A standard group walking tour costs anywhere from $20 to $50 per person in most European cities, and a private guided tour can easily run $200 to $400 for a half day. Even "free" tours require a tip of 10-20 $ depending on the length and quality. Group tours also tend to mess with your schedule, since you have to show up at a fixed time, walk at the group's pace, and stop where the guide stops, not where you want to.

This is where self-guided audio tours come in. Full disclosure: this is the problem we set out to solve at Tourific. A self-guided audio tour gives you the same landmarks, the same stories and the same historical context as a group tour, but you walk at your own pace, start whenever you want, and pay a fraction of the price. Most self-guided tours cost between $5 and $10 for the entire experience.

The math is simple. A family of four taking a group walking tour might spend $120 to $200 on a single morning. The same family doing a self-guided audio tour pays under $25 and saves the rest for something they genuinely can't replicate elsewhere, like a cooking class, a pottery workshop, a wine tasting, or just a really good dinner.

In fact, this gap between "I want to see the landmarks" and "I don't want to be herded around" was one of the reasons I started Tourific in the first place.



3. Book ahead, but be strategic about where

The best tours, and almost always the best-value tours, sell out well in advance. This is especially true for niche experiences with small group sizes, like cooking classes, food tours, or anything that includes a workshop. If you wait until you're already in the city, you'll be left with whatever's still available, which is usually the more expensive options or the ones with mediocre reviews.

So book ahead. But here's where I'll partially contradict my first tip.

If you're travelling during peak season (summer in Europe, festival weekends, school holidays), book through an OTA like Viator, even though you'll pay slightly more. Most OTAs offer free cancellation up to 24 to 48 hours before the experience. Travel plans during peak season change all the time, and that flexibility is worth the small premium.

If you're travelling in the off season, the calculation flips. Tour operators sometimes cancel during low-demand periods if they don't get enough bookings, or if the weather turns. In those cases, having a backup plan matters more than saving a few dollars. Self-guided tours are the perfect backup. They run regardless of weather, group size or operator availability, and you can pick one up the morning of.

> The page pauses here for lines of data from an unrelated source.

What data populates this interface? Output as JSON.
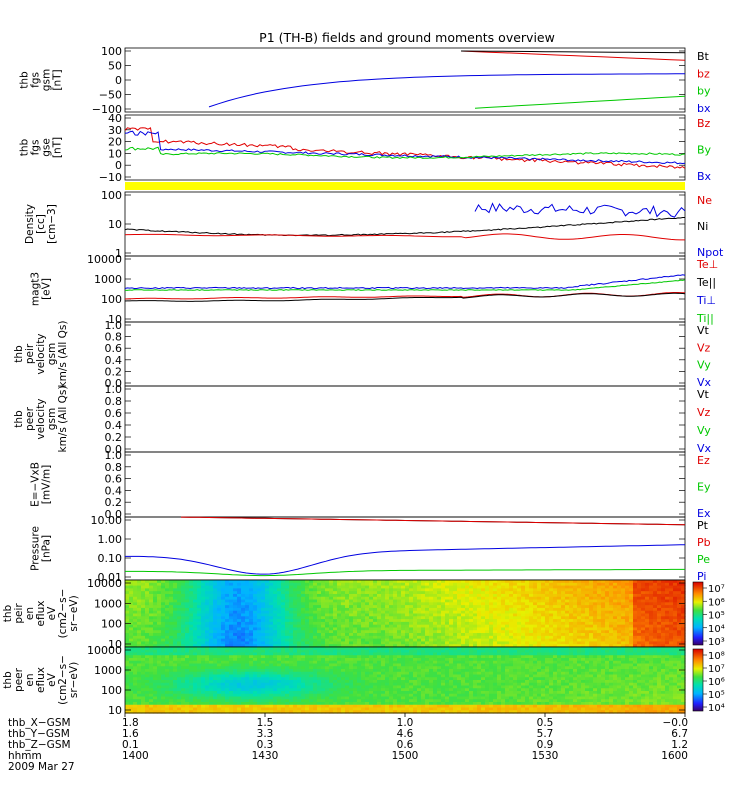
{
  "title": "P1 (TH-B) fields and ground moments overview",
  "colors": {
    "black": "#000000",
    "red": "#e00000",
    "green": "#00c800",
    "blue": "#0000e0",
    "yellow": "#ffff00"
  },
  "chart_data": [
    {
      "type": "line",
      "id": "fgs_gsm",
      "ylabel": [
        "thb",
        "fgs",
        "gsm",
        "[nT]"
      ],
      "yticks": [
        "100",
        "50",
        "0",
        "−50",
        "−100"
      ],
      "ylim": [
        -100,
        100
      ],
      "legend": [
        {
          "name": "Bt",
          "color": "black"
        },
        {
          "name": "bz",
          "color": "red"
        },
        {
          "name": "by",
          "color": "green"
        },
        {
          "name": "bx",
          "color": "blue"
        }
      ]
    },
    {
      "type": "line",
      "id": "fgs_gse",
      "ylabel": [
        "thb",
        "fgs",
        "gse",
        "[nT]"
      ],
      "yticks": [
        "40",
        "30",
        "20",
        "10",
        "0",
        "−10"
      ],
      "ylim": [
        -15,
        40
      ],
      "legend": [
        {
          "name": "Bz",
          "color": "red"
        },
        {
          "name": "By",
          "color": "green"
        },
        {
          "name": "Bx",
          "color": "blue"
        }
      ]
    },
    {
      "type": "line",
      "id": "density",
      "ylabel": [
        "Density",
        "[cc]",
        "[cm−3]"
      ],
      "yticks": [
        "100",
        "10",
        "1"
      ],
      "scale": "log",
      "legend": [
        {
          "name": "Ne",
          "color": "red"
        },
        {
          "name": "Ni",
          "color": "black"
        },
        {
          "name": "Npot",
          "color": "blue"
        }
      ]
    },
    {
      "type": "line",
      "id": "temperature",
      "ylabel": [
        "magt3",
        "[eV]"
      ],
      "yticks": [
        "10000",
        "1000",
        "100",
        "10"
      ],
      "scale": "log",
      "legend": [
        {
          "name": "Te⊥",
          "color": "red"
        },
        {
          "name": "Te||",
          "color": "black"
        },
        {
          "name": "Ti⊥",
          "color": "blue"
        },
        {
          "name": "Ti||",
          "color": "green"
        }
      ]
    },
    {
      "type": "line",
      "id": "peir_velocity",
      "ylabel": [
        "thb",
        "peir",
        "velocity",
        "gsm",
        "km/s (All Qs)"
      ],
      "yticks": [
        "1.0",
        "0.8",
        "0.6",
        "0.4",
        "0.2",
        "0.0"
      ],
      "ylim": [
        0,
        1
      ],
      "legend": [
        {
          "name": "Vt",
          "color": "black"
        },
        {
          "name": "Vz",
          "color": "red"
        },
        {
          "name": "Vy",
          "color": "green"
        },
        {
          "name": "Vx",
          "color": "blue"
        }
      ]
    },
    {
      "type": "line",
      "id": "peer_velocity",
      "ylabel": [
        "thb",
        "peer",
        "velocity",
        "gsm",
        "km/s (All Qs)"
      ],
      "yticks": [
        "1.0",
        "0.8",
        "0.6",
        "0.4",
        "0.2",
        "0.0"
      ],
      "ylim": [
        0,
        1
      ],
      "legend": [
        {
          "name": "Vt",
          "color": "black"
        },
        {
          "name": "Vz",
          "color": "red"
        },
        {
          "name": "Vy",
          "color": "green"
        },
        {
          "name": "Vx",
          "color": "blue"
        }
      ]
    },
    {
      "type": "line",
      "id": "efield",
      "ylabel": [
        "E=−VxB",
        "[mV/m]"
      ],
      "yticks": [
        "1.0",
        "0.8",
        "0.6",
        "0.4",
        "0.2",
        "0.0"
      ],
      "ylim": [
        0,
        1
      ],
      "legend": [
        {
          "name": "Ez",
          "color": "red"
        },
        {
          "name": "Ey",
          "color": "green"
        },
        {
          "name": "Ex",
          "color": "blue"
        }
      ]
    },
    {
      "type": "line",
      "id": "pressure",
      "ylabel": [
        "Pressure",
        "[nPa]"
      ],
      "yticks": [
        "10.00",
        "1.00",
        "0.10",
        "0.01"
      ],
      "scale": "log",
      "legend": [
        {
          "name": "Pt",
          "color": "black"
        },
        {
          "name": "Pb",
          "color": "red"
        },
        {
          "name": "Pe",
          "color": "green"
        },
        {
          "name": "Pi",
          "color": "blue"
        }
      ]
    },
    {
      "type": "heatmap",
      "id": "peir_spec",
      "ylabel": [
        "thb",
        "peir",
        "en",
        "eflux",
        "eV",
        "(cm2−s−",
        "sr−eV)"
      ],
      "yticks": [
        "10000",
        "1000",
        "100",
        "10"
      ],
      "scale": "log",
      "colorbar_ticks": [
        "10⁷",
        "10⁶",
        "10⁵",
        "10⁴",
        "10³"
      ]
    },
    {
      "type": "heatmap",
      "id": "peer_spec",
      "ylabel": [
        "thb",
        "peer",
        "en",
        "eflux",
        "eV",
        "(cm2−s−",
        "sr−eV)"
      ],
      "yticks": [
        "10000",
        "1000",
        "100",
        "10"
      ],
      "scale": "log",
      "colorbar_ticks": [
        "10⁸",
        "10⁷",
        "10⁶",
        "10⁵",
        "10⁴"
      ]
    }
  ],
  "time_axis": {
    "rows": [
      {
        "label": "thb_X−GSM",
        "values": [
          "1.8",
          "1.5",
          "1.0",
          "0.5",
          "−0.0"
        ]
      },
      {
        "label": "thb_Y−GSM",
        "values": [
          "1.6",
          "3.3",
          "4.6",
          "5.7",
          "6.7"
        ]
      },
      {
        "label": "thb_Z−GSM",
        "values": [
          "0.1",
          "0.3",
          "0.6",
          "0.9",
          "1.2"
        ]
      },
      {
        "label": "hhmm",
        "values": [
          "1400",
          "1430",
          "1500",
          "1530",
          "1600"
        ]
      }
    ],
    "date": "2009 Mar 27"
  }
}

My typical approach when planning a trip looks like this:

  1. Use different OTAs to research and shortlist what I want to do.

  2. Book the headline experiences (cooking classes, day trips, anything that tends to sell out) directly with the operator if I'm sure of my dates, or through an OTA with free cancellation if my plans are still fluid.

  3. Have one or two self-guided tours queued up as my main way to cover the city's landmarks.


That's it. Three tips, all of which I actually use myself, and none of which require a discount code, a loyalty programme or a credit card hack.